For anyone with even a fleeting interest in gender equality it was nothing short of heartbreaking. For the devoted feminists among us it was crushing.
Teresa Shook, a grandmother who lives in Hawaii, was one of the crushed and on the eve of the election she went on Facebook and in a popular political group wrote the first thing that came to mind: “I think we should march”.
Those five humble words sparked the Women’s March on Washington which attracted at least half a million people on Saturday. It dwarfed the crowd at the inauguration itself. At 600 sister marches around the globe, between two and three million citizens did the same.
People around the world came together in record numbers not merely to protest Donald Trump, but to rally against the hatred, the bigotry, the racism, the sexism, the xenophobia that he represents.
Naturally some people, including the President himself, have expressed scepticism about the demonstrations: what does protesting a democratically elected President achieve?
Isn’t it futile?
If the unity and momentum that brought hundreds and thousands of people out of their homes on Saturday evaporates without creating any progress for gender equality, racial equality, reproductive rights, economic equality or LGBTQI rights, then, perhaps.
But perhaps, it will be the start of a concerted campaign to address those deep-seated challenges.
Because one message that was repeated at marches around the world on Saturday was that these protests were the beginning, not the end.
In Sydney OzHarvest’s Ronni Kahn said time, money and action are the three things that communities need to create change.
The very fact that so many people congregated so peacefully, all over the world, unified behind the same issues, is powerful in itself. For individuals it is heartening: we are not alone in wanting change. We can stand together – without violence – and make ourselves seen and heard.
If the march achieves nothing else than emboldening more men and women to take steps to redress the inequality they see, that is a win.
There is power in numbers and these numbers do not lie. The crowds that gathered show – whether Donald Trump likes it or not – that there are a lot people who are opposed to what he stands for. He can dismiss it and deny it, but it will never change the fact that more people came out in protest to his inauguration than those who attended his inauguration.
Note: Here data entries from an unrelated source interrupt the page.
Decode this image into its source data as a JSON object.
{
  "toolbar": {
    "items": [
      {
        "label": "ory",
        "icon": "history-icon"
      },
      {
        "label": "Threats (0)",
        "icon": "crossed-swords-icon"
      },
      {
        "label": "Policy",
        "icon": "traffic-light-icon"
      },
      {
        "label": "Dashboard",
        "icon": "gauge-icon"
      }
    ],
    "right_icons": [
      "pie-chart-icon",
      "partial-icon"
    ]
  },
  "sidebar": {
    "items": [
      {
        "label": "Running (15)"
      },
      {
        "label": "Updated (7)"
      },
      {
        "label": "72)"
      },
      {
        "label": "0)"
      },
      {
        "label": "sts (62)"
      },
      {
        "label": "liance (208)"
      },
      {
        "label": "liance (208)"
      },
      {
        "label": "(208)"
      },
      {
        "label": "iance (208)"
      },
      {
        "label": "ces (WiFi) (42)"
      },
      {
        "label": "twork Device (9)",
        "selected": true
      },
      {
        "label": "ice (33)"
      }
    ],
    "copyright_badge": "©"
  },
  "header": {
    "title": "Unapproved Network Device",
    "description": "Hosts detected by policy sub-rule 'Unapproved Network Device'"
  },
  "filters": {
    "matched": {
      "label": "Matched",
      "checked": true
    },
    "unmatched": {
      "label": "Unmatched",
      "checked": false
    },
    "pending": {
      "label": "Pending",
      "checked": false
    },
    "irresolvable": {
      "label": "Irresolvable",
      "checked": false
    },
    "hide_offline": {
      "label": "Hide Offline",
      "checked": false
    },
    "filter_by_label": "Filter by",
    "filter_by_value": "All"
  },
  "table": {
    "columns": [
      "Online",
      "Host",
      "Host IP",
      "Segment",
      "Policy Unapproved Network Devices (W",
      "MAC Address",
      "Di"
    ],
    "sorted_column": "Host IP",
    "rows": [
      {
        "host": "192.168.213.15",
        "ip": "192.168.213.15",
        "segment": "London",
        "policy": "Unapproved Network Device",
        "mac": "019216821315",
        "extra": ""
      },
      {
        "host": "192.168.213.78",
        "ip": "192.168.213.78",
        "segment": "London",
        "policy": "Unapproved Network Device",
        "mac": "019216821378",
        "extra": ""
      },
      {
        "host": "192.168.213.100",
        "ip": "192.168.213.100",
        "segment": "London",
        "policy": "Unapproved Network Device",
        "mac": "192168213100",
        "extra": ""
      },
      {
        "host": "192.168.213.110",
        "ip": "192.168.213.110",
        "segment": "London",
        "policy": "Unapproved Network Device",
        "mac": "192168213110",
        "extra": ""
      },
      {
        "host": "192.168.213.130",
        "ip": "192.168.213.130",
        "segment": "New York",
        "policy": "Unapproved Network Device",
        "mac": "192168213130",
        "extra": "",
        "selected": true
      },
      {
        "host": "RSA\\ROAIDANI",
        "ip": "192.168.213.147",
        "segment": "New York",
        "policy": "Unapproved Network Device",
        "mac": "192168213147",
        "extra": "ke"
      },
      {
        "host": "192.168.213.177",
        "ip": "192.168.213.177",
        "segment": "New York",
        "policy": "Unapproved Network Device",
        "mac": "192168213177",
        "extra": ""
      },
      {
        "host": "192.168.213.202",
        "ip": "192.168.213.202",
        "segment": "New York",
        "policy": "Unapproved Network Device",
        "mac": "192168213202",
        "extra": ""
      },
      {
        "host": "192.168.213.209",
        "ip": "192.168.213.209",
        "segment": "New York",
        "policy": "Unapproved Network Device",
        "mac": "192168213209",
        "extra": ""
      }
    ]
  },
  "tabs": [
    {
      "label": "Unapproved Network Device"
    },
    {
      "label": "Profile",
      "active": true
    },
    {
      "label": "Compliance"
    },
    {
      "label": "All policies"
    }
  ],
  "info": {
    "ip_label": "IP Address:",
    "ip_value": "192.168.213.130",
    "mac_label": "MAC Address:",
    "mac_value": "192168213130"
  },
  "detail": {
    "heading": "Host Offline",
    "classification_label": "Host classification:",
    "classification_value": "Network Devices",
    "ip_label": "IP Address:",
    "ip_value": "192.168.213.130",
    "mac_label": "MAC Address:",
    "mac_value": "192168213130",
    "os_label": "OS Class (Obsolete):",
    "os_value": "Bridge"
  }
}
From Antarctica to Africa to America and virtually everywhere in between, people took to the streets because, for reasons as varied as they are, ambivalence to Donald Trump’s inauguration was not an option.
Because if we are not part of the solution, we are part of the problem.
Because racism and sexism and bigotry are not problems isolated to America.
Because no social change has ever occurred by people staying silent on the sidelines.
Because what we permit, we promote.
That is why I was alongside 10,000 other men and women in Sydney on Saturday.
On the eve of Trump’s election, I felt hope dissipate but over the weekend I felt it return.
Not just from being immersed in a united crowd of committed, caring and passionate citizens. But upon seeing the seas and seas of people who did exactly the same thing in cities all over the world, for the same reason, at the same time. That brought me joy and gave me hope.
I am reminded of Margaret Mead’s quote: “Never doubt that a small group of thoughtful, committed citizens can change the world; indeed, it's the only thing that ever has.”
We are not small so let us not doubt we can change the world. We can, and right now, we need to.